Louise Sunshine is blunt about what Four Seasons brings to Fort Lauderdale that hadn’t been here before.
“I think this sets a new standard for Fort Lauderdale,” says Sunshine, strategic advisor to Fort Partners, the project’s developer. “It’s a brand new standard … It elevates the whole market.”
Designed by Miami architect Kobi Karp, the distinctive curving lines of the 22-story building make a striking addition to the main A1A drag of Fort Lauderdale Beach. The hotel, which opened in early March, also includes one high-end restaurant and, Sunshine says, another one in the pipeline; a Four Seasons-level spa; and a condo community, Four Seasons Private Residences Fort Lauderdale, that is filling up and breaking records.
The private residences’ most expensive offering, Penthouse 2202, sold earlier this year for $15.4 million, just beating the $15m price tag on the development’s other penthouse, which sold last year. The sale made Penthouse 2202 the city’s most expensive condo, breaking the record made by its neighbor. Closings on the rest of the development began in February and at Fort Lauderdale Magazine’s deadline, only a handful remained available. Prices start at $4.6m. “Those are numbers and rates records that have never been seen before in Fort Lauderdale,” Sunshine says. “It’s a standard that is usually set by the Four Seasons brand.”
So, what made Fort Lauderdale right for the Four Seasons brand?
“We think Fort Lauderdale is a very happening place,” Sunshine says, citing some longtime benefits such as convenient international airport location halfway between Miami and Palm Beach, and yachting capital status. But, she says, that’s not all.
“We think Fort Lauderdale is a place for an incredible lifestyle with many diverse outlets,” she says. New restaurants are coming in all the time. The city, she says, was also easy to work with.
About those restaurants.

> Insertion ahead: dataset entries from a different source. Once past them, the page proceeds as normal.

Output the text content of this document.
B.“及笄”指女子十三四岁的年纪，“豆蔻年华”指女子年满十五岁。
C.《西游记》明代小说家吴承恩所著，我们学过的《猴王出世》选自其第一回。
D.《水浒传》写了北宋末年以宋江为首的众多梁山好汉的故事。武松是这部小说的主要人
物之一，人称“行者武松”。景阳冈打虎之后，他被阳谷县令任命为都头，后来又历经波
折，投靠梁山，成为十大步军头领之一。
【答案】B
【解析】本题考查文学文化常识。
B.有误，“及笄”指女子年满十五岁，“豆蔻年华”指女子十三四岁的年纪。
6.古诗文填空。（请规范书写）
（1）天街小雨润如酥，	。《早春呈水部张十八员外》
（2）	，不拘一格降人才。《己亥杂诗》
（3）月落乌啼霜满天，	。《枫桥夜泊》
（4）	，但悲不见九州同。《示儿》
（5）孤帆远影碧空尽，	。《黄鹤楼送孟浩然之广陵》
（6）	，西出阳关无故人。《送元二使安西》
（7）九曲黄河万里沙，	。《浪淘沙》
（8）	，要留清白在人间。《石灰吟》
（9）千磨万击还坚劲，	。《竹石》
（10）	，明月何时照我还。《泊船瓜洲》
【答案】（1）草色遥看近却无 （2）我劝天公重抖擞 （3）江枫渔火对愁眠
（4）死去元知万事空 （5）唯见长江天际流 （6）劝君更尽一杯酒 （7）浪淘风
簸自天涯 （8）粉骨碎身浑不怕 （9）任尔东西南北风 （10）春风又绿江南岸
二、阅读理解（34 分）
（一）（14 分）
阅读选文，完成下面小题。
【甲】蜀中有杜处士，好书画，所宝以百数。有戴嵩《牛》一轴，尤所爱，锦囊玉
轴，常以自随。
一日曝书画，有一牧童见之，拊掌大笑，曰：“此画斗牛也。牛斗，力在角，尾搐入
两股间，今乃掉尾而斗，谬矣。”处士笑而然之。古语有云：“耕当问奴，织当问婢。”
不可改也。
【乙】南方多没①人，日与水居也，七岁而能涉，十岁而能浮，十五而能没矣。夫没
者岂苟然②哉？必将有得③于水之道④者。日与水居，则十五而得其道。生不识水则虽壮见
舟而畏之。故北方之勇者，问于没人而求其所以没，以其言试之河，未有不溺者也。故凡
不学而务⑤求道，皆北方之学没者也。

The Four Seasons’ current gambit into that scene is called Evelyn’s, but there will be another restaurant on the premises, and Sunshine says it will gun for a Michelin star. “We just haven’t decided on the chefs yet,” she says.
Between that and the “first-class” spa, Sunshine says the place offers amenities that locals will appreciate too. In fact, she says, about 30 percent of the residences’ new or soon-to-be residents come from Fort Lauderdale – empty nesters and downsizers looking for less worry but plenty of luxury. Another 40 percent are from the Northeast, and they’re part of what Sunshine calls the new trend of people from there declaring their residency here.
“We have many purchasers at the Four Seasons whose primary residences are in Florida,” she says. “Those used to be secondary residences; they’re not snowbirds.”
At least 30 percent of new owners are part of another category – Four Seasons devotees who own multiple Four Seasons residences. “They don’t even go to the sales office; they buy on the phone,” Sunshine says. “That’s what happens when you have a Four Seasons brand.”